Moving on, Jacob meets Rachel and in his joy he moves the stone and waters her flock.  Some commentators note that Jacob seems to have surprising strength in moving the large stone, but since we aren't told its exact dimensions, I don't think this is necessarily supernatural or excessive.  This is an interesting reversal of the story of Abraham's servant, where Rebekah watered the camel of the servant.  Now it is Jacob who is watering.  There are a lot of parallels between Jacob's story and the unnamed servant's story.  They both travel to Haran to find a wife (... for someone at least), in both cases that wife is the first named woman to appear, and in both cases Laban is one of the primary brokers of the marriage.

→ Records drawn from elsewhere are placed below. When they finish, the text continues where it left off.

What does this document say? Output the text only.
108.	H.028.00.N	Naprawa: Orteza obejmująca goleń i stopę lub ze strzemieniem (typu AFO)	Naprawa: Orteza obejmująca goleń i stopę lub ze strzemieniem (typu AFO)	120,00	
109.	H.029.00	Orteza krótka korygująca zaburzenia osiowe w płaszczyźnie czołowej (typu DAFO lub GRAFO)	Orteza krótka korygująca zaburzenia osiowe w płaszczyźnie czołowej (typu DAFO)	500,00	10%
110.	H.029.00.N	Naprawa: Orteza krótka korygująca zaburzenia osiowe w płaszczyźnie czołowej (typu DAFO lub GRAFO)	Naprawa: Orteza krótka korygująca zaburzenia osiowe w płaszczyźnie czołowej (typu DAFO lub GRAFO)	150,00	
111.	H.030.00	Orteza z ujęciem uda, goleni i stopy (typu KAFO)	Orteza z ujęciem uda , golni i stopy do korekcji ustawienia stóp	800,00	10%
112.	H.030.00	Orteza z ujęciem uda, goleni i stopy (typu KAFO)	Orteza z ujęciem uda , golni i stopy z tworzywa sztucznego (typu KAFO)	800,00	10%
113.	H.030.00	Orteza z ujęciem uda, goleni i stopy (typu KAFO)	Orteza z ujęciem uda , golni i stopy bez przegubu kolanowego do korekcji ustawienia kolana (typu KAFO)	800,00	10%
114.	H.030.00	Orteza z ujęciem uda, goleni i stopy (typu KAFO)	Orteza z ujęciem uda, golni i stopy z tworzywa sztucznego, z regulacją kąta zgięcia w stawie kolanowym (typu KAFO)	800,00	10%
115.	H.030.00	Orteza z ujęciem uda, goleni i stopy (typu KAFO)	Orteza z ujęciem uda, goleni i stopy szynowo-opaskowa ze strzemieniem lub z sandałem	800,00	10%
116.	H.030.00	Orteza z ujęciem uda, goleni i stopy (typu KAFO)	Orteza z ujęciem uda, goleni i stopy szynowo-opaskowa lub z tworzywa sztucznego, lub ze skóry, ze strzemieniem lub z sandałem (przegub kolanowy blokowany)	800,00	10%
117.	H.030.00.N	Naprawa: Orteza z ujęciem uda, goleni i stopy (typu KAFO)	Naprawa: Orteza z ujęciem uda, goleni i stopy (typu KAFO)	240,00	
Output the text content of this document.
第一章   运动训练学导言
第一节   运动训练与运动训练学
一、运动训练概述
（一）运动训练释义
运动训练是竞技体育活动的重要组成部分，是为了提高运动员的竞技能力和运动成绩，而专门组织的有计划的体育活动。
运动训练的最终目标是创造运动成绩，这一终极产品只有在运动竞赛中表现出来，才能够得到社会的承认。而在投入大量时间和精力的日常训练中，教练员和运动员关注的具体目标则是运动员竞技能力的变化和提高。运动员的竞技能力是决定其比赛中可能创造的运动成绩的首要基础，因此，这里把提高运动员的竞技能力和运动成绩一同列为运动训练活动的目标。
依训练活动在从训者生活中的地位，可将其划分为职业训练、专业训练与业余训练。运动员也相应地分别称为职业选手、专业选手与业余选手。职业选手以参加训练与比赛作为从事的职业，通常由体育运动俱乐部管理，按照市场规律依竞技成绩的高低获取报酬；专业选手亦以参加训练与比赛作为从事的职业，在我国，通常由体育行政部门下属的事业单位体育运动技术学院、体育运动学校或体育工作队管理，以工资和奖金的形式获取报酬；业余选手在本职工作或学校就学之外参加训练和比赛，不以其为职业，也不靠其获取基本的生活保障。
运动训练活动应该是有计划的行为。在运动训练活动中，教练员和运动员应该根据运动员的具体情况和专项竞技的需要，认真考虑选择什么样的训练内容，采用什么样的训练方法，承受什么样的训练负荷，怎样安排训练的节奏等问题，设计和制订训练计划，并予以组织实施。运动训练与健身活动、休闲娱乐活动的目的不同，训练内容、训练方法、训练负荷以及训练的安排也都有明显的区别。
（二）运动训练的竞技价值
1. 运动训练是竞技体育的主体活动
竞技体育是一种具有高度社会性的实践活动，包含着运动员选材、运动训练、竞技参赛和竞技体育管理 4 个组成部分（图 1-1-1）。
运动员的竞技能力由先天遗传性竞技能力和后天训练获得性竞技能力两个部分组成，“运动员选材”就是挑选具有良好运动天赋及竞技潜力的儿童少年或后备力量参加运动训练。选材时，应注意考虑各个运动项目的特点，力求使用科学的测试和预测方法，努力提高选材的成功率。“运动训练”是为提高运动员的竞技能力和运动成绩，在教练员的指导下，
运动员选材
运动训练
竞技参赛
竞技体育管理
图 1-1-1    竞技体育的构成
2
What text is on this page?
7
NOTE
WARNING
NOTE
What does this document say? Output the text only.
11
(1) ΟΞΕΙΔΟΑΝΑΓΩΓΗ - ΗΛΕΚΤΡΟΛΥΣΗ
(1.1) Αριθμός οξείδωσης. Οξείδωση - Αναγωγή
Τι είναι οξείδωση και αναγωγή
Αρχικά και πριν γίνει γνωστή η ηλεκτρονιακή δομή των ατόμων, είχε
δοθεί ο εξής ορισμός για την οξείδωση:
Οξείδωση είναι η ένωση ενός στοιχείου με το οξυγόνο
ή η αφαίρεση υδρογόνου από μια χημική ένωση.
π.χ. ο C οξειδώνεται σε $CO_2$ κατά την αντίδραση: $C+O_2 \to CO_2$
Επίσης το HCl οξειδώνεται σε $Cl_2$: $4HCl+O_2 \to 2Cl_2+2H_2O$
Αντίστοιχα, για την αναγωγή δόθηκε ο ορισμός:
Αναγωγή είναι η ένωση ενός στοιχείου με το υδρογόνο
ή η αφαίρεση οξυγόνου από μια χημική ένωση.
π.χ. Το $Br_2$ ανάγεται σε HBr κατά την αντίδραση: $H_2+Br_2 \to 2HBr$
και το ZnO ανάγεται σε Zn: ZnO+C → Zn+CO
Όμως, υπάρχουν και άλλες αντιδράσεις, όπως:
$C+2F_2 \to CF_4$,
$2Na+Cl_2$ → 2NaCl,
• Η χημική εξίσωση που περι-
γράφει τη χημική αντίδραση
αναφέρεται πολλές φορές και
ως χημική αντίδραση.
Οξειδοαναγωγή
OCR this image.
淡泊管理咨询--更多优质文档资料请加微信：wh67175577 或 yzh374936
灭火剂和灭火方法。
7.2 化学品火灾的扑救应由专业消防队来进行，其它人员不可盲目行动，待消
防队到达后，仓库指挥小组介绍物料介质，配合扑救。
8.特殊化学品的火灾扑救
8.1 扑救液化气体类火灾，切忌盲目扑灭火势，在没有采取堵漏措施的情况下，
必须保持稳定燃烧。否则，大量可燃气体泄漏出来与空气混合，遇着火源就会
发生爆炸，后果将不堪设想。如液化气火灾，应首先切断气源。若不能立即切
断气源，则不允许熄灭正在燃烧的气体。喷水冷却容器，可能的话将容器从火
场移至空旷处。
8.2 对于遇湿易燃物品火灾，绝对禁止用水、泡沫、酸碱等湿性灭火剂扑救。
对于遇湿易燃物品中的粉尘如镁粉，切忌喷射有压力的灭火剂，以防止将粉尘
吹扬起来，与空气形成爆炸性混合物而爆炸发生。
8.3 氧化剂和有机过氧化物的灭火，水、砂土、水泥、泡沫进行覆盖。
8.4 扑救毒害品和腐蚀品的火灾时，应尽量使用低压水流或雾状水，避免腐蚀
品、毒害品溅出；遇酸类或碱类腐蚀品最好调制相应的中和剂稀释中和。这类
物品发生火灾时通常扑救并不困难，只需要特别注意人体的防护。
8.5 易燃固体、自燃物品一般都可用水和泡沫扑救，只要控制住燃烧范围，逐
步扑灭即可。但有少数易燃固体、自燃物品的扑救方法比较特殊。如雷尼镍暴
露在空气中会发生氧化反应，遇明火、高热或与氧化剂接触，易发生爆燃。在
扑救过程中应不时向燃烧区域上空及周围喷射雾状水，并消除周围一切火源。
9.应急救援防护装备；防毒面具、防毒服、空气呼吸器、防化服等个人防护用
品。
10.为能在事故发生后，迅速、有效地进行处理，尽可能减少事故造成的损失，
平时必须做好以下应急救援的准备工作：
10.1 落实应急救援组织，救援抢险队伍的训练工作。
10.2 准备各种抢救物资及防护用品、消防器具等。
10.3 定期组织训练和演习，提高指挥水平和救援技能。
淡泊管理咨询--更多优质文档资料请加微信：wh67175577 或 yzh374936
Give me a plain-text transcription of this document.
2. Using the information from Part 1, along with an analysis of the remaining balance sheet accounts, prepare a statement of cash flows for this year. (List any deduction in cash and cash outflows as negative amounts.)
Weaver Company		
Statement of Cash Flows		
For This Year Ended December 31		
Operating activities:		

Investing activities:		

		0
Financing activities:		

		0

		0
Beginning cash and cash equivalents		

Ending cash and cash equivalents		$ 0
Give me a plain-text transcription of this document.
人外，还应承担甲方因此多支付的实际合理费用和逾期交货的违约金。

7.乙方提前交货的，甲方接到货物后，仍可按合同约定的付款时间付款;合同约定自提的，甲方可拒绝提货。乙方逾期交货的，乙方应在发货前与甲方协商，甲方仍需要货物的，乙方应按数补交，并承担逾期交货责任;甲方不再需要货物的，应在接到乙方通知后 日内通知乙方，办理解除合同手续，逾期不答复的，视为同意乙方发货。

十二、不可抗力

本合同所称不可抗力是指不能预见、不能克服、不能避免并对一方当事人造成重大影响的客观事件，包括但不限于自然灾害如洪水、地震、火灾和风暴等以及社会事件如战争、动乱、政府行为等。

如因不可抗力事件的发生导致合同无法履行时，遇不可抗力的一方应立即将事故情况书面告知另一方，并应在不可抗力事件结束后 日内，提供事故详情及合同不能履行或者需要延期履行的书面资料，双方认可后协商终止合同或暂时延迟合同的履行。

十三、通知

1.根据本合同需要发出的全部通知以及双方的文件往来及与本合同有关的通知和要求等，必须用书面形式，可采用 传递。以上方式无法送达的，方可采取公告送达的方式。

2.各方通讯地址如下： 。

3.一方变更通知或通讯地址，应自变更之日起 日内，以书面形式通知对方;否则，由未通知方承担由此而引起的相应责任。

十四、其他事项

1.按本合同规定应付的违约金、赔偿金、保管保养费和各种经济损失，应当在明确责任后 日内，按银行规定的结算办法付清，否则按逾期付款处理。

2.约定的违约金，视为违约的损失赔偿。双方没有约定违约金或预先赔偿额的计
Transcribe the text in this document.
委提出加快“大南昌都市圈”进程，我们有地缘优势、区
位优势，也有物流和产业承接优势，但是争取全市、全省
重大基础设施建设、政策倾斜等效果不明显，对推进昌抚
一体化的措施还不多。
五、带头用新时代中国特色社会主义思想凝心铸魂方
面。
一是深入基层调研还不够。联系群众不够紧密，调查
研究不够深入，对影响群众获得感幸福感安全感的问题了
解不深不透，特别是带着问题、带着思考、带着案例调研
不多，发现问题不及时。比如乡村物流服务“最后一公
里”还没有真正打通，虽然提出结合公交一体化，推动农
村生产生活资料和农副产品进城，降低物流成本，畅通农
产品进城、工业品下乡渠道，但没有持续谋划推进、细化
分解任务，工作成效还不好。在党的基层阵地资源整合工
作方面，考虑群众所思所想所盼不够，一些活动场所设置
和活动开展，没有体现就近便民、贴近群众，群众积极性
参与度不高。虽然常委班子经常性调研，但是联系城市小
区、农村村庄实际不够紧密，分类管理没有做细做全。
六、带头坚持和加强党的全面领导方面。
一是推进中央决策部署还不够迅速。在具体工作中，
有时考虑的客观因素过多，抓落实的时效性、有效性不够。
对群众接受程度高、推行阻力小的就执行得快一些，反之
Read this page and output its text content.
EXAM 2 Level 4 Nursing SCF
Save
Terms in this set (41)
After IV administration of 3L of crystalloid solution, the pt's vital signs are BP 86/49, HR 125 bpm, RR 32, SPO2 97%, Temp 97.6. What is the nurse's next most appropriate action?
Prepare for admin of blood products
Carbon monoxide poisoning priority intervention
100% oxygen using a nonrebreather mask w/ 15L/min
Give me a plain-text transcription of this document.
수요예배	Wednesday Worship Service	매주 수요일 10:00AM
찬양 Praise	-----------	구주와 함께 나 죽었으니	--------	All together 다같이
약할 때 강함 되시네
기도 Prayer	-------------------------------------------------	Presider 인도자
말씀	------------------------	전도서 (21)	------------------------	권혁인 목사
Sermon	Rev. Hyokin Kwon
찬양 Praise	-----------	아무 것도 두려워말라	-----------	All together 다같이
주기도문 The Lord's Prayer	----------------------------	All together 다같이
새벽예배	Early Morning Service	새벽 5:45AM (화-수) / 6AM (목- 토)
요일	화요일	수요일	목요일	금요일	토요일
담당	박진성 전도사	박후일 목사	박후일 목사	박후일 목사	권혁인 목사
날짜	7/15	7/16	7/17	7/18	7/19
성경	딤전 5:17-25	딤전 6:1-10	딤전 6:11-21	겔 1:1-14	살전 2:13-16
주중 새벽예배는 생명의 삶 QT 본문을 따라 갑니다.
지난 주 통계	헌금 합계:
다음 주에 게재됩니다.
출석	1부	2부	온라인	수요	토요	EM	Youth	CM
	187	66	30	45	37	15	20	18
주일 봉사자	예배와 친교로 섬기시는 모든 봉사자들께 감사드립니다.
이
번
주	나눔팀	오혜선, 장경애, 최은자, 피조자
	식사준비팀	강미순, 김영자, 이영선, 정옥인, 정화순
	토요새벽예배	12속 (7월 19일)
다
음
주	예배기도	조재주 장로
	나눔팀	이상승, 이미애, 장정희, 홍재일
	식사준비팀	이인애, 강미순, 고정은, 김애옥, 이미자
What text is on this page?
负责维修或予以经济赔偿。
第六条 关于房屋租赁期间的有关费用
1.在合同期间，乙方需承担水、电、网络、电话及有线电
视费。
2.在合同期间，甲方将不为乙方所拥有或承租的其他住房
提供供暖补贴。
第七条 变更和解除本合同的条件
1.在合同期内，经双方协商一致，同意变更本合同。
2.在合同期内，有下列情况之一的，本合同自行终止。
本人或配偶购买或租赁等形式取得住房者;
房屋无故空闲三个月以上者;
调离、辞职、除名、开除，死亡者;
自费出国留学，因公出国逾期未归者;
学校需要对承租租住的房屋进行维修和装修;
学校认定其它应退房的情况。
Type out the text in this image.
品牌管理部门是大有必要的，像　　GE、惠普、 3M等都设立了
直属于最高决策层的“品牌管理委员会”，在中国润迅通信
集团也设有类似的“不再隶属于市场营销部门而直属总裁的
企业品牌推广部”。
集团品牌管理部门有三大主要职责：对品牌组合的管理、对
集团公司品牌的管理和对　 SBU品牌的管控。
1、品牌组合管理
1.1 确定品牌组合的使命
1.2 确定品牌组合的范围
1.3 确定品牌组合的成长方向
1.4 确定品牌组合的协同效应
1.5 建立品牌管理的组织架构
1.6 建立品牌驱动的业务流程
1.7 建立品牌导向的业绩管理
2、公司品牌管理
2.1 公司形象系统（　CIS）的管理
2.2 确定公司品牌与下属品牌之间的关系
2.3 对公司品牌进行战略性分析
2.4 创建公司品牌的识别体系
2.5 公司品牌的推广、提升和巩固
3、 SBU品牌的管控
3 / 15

There are also some contrasts.  The unnamed servant departed Haran literally the day after he arrived, because his primary role was to find a wife for Isaac and return immediately.  He was completely focused o his task, and Laban dealt with him fairly.  Jacob comes mostly to avoid Esau, and finding a wife is really just an excuse, and he stays an awkwardly long time, a full month, before Laban basically hires him.  So Jacob demonstrates none of the focus of the unnamed servant and Laban cheats him.  I think this is (intended to be) Jacob's redemption process.  He who was so long the deceiver of his brother is now the one who is being deceived by the manipulative Laban.

Whenever I read this, I always wonder about how Jacob did not know it was Leah in bed.  What clouded mind could have sex with someone and think it was someone else?  Furthermore, I wonder why Leah would go along with it.  Did Laban lie to her also, or did she knowingly pretend to be Rachel... to what end?  Didn't she realize she would be unwanted, since she was only married through a deception?  Or was her appearance indeed so bad, her eyes so weak, that she would be hard-pressed to find a legitimate suitor?  I don't actually know.  I'm sure Leah would have done many things out of obedience to her father (much like Jacob deceived Esau out of obedience to his mother), but surely she could have known it would end badly for her, perhaps like Jacob should have known his deception would have ended badly too.  The biggest difference I see is that Rebekah's deception was for the benefit of Jacob, while Laban's deception was for his own benefit: seven years of valuable service.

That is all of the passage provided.